On that score, Len Barnett is a bit of a let-down. The cover looks distinctly like a Christian book from the early-Seventies, and you won't be surprised to find a Foreword contributed by Edward H Patey, the Dean of Liverpool or by the fact that Barnett was a Methodist minister. The text may not be overtly religious, but that's clearly the tone, with a strong vein of moralizing on notions of 'going too far' and 'the ideal of chastity before marriage'. All a bit dull, I'm afraid, and looking very much like a rearguard action for a book written in 1967.
Robert Chartham, on the other hand, was part of the why-can't-we-just-be-open-and-honest school of sex publishing in the Seventies, firmly in the Forum camp, and he knocked out half-a-dozen of these books, exploring technique and dispensing advice on mechanics and positions. Some of the comment is curious - 'I am quite convinced that you cannot hope to get the best out of love-play unless both of you are completely naked,' he insists (p.107), which would seem to leave rubber fetishists up a gum tree - but generally it's harmless, if unexciting. The most noticeable feature is his insistence on referring to the female half of a couple as 'the wife'.
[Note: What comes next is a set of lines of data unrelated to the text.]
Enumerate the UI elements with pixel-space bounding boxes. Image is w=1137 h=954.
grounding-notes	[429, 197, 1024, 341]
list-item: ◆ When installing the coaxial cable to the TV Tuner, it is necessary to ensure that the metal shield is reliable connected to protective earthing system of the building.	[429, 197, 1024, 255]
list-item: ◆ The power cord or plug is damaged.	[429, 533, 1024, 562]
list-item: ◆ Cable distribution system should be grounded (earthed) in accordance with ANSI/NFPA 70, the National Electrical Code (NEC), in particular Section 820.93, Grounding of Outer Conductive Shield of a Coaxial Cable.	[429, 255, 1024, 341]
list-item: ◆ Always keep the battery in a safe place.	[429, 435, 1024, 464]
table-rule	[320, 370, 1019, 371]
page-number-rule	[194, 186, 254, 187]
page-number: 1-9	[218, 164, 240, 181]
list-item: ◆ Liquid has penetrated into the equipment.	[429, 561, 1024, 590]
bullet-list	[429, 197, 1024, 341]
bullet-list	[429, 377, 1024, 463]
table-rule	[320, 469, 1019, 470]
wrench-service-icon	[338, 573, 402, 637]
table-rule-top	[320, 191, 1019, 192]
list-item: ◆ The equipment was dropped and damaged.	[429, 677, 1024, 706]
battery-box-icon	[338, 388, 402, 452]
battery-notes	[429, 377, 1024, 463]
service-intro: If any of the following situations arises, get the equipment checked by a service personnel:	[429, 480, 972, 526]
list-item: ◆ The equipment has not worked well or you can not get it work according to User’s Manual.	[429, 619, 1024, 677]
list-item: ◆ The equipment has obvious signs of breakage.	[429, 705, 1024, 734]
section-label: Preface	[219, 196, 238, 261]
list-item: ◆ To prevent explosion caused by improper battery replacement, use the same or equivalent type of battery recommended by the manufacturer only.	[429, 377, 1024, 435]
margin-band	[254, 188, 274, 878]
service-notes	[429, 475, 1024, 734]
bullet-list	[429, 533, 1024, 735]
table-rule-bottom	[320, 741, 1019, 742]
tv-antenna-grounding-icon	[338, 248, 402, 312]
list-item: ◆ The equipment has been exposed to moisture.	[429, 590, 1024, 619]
The Hegelers were precisely the kind of couple that the 'Forum-minded' (as the expression went) used to look enviously at across the North Sea. They were so refreshingly frank and out-spoken and all that. They were also curiously translated: a picture of a nightie-clad woman beating a man is captioned: 'Many people have fantasies like this which they would never dream of realizing in practice. Many people, yes!' I have chosen not to reproduce that illustration, however, because its companion piece features such a wonderful Desperate Dan figure that I couldn't help but share; here 'tis:
Doctor C was much less celebrated, but he's hugely more entertaining (assuming it's a real person). He's full of chatty tales about how young people are deluding themselves if they think they've just invented sex - why, he had sex many years ago, and he knows all about it. He wants to share some of the wisdom he's accumulated over a long and happy love-life:
There is a little bit of Walter Mitty in all of us. We all have our hopes and our ideals and our standards, and it doesn't do any harm if now and again we indulge ourselves in a small pretence that we are St George rescuing the damsel, Abraham Lincoln at Gettysburg, a jumbo-jet pilot, Richard Nixon or Ted Heath. (pp.115-116)
You'll notice that, despite the title of the book, this curious list of fantasy figures is gender-specific. Hey, this was the Seventies.
Treat Yourself To Sex is subtitled 'A Penguin Handbook' - an unfortunate choice of words, but one that accurately encapsulates the tedium that it contains.